Они шли друг за другом — идти было далеко, берегли силы. Узкая полоса влажного убитого мелкими волнами песка твердо ударяла по пяткам. И ветер шумел прибоем в левое ухо. Инга шла первой, оглядывалась на Сережин пристальный взгляд и, смеясь, поводила плечами. С непрестанным и уже привычным удивлением смотрела на себя его глазами — смуглая крепкая спина с полоской синего купальника, лопатки, синие трусики ниже талии, и мерно работающие ноги. Было немного неловко идти так, и пару раз споткнувшись, она остановилась, хватая его за локоть и толкая вперед:
— Теперь я буду смотреть.
Обходя, Горчик на ходу обнял ее, остановился целовать, но Инга, по-жеребячьи встряхивая гривкой, замотала головой:
— Отстань, сам сказал, далеко идти. Скоро совсем жарко.
Он громко вздохнул, отпуская горячие локти. Пошел, расплескивая мелкую стеклянную воду, с удовольствием постукивая пятками. А Инга, спотыкаясь, не отводила глаз, шла следом за узкой гибкой спиной, ниже поясницы отчеркнутой трусами с растянутой резинкой. Горчик поддернул их, перекашивая на бедрах, и оглянулся. Скалясь, спустил пониже, завилял задом, не переставая мерно шагать. Радуясь, слушал, как она хохочет, и театрально ежился, когда ногой поддавала мелкую воду, брызгая на его ноги.
Идя следом, она думала — всю жизнь могу так. Смотреть, как работают мышцы, как изгибается он в поясе, мелькают мокрые ступни, разбрызгивая светлые капли. И волосы то и дело ветер сносит в сторону, а тонкая сильная рука привычным жестом подхватывает их, закидывая со лба.
«Беленький совсем. И коричневый».
Он резко остановился, бросая на песок сумку. Повернулся, ловя ее руками, и потащил в воду.
— Привал. Окунемся и посидим.
— Окунемся, — согласилась она, валясь в прозрачное, праздничное, — и полежим. На рубашках.
Так и сделали. Надев кепки, устроились посреди совершено пустого пляжа, длинного, как взлетная полоса. Лежа головой на ингиных коленях, Горчик сказал, глядя вверх, на ее подбородок и грудь, охваченную мокрым трикотажем.
— Сняла бы. Для здоровья. А то сырое ж все. Только на солнце долго не жарь, вредно.
Инга сразу же развязала мокрый узел и, проводя хвостиком по его лицу, удивилась весело:
— Откуда знаешь? Такое вот, женское.
— Та. Послушала бы с первого класса, мать на веранде — диеты, гимнастики, кремы всякие.
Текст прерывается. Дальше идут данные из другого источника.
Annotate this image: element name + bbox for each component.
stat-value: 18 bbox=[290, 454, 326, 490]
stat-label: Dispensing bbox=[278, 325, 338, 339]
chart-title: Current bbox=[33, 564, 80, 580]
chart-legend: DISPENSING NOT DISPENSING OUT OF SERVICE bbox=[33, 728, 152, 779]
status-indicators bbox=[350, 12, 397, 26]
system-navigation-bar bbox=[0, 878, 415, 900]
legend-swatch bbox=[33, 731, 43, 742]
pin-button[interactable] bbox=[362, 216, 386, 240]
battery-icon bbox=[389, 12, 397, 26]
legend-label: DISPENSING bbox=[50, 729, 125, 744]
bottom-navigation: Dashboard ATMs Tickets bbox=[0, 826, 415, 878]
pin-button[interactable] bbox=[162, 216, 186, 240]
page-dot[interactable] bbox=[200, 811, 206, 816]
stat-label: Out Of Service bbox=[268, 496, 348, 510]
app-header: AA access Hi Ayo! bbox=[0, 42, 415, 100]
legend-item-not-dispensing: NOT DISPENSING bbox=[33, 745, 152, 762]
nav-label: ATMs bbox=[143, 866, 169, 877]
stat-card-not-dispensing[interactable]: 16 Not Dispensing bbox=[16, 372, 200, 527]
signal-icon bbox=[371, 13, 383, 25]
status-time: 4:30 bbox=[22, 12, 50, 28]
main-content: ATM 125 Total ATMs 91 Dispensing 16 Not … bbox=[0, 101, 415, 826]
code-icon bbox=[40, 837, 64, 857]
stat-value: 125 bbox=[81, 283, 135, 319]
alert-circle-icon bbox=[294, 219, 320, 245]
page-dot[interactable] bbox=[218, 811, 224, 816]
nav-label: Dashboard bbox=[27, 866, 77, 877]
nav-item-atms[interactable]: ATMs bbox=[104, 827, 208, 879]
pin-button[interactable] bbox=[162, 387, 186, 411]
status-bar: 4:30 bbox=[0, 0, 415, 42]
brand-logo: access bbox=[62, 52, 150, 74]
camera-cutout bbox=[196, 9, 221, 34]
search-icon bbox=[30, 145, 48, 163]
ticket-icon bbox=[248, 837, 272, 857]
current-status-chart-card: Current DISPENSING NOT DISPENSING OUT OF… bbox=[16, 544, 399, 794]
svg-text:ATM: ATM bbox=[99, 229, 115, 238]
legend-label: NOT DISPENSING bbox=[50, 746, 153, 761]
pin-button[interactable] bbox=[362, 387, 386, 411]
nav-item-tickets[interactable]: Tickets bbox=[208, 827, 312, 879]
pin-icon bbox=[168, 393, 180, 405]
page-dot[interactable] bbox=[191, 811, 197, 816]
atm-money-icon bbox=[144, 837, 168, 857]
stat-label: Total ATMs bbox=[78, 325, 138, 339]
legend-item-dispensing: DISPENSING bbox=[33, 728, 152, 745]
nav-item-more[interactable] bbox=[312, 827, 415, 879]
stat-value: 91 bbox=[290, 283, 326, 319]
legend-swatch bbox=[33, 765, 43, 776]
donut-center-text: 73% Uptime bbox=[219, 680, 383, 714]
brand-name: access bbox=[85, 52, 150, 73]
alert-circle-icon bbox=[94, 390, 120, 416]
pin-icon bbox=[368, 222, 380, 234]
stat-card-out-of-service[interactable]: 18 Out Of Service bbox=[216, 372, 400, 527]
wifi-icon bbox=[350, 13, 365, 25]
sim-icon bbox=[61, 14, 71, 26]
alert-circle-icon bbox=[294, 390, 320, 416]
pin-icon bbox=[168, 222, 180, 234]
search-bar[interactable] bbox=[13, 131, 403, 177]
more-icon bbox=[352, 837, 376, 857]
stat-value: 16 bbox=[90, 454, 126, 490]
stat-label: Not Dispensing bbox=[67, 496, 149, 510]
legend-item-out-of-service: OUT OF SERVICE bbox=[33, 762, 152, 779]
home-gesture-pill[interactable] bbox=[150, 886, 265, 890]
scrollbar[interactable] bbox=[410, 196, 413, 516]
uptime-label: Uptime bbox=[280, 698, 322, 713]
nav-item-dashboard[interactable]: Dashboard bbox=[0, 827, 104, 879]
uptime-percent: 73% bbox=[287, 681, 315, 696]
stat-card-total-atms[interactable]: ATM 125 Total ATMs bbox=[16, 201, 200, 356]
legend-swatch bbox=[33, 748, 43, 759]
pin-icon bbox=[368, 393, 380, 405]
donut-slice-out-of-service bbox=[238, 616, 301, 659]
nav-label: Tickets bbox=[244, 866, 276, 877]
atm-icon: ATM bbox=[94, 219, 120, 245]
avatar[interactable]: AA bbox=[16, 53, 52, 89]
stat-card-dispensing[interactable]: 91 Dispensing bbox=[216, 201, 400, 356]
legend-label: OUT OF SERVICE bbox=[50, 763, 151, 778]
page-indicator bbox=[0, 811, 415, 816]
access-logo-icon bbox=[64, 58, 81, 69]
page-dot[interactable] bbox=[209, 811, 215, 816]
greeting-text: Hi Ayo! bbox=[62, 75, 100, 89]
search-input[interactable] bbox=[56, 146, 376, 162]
Калории там. Я теперь ученый, хоть куда. И трусы.
— Да? А ты?
— И я… Только попу не спали, будешь у меня как гамадрил, с красной жопкой.
— Про гамадрила тоже наслушался из журналов?
— Нет, — скромно ответил мальчик, вытягивая ноги, и стаскивая трусы, ворочаясь головой на ее коленях, — это я сам.
— Да ты поэт!
Он сел, давая ей тоже раздеться. Поерзал на расстеленной рубашке, сел по-турецки, сложив руки между колен. И она, став серьезной, но блестя глазами, села так же, свесив ладошки между своих. И замолчали.
В первый раз днем. Посреди огромного светлого мира, полного радостного ветра, шумной мерной воды, и яркого, уже почти белого солнца. Сидели, будто застыв, не делая ничего, только смотрели. Короткая щетка травы, отмечая край пляжа, уходила почти к горизонту, там, в дымке, задирая его плавно в линию пологих холмов. Песок, яркий, блестяще-желтый, длился за спину мальчика, и где-то там, за плавным поворотом остался Иван над удочками, а еще дальше — хутор, из одного беленого дома с пристройками-чуланчиками и покосившегося рыбацкого сарайчика. Там пела Лика.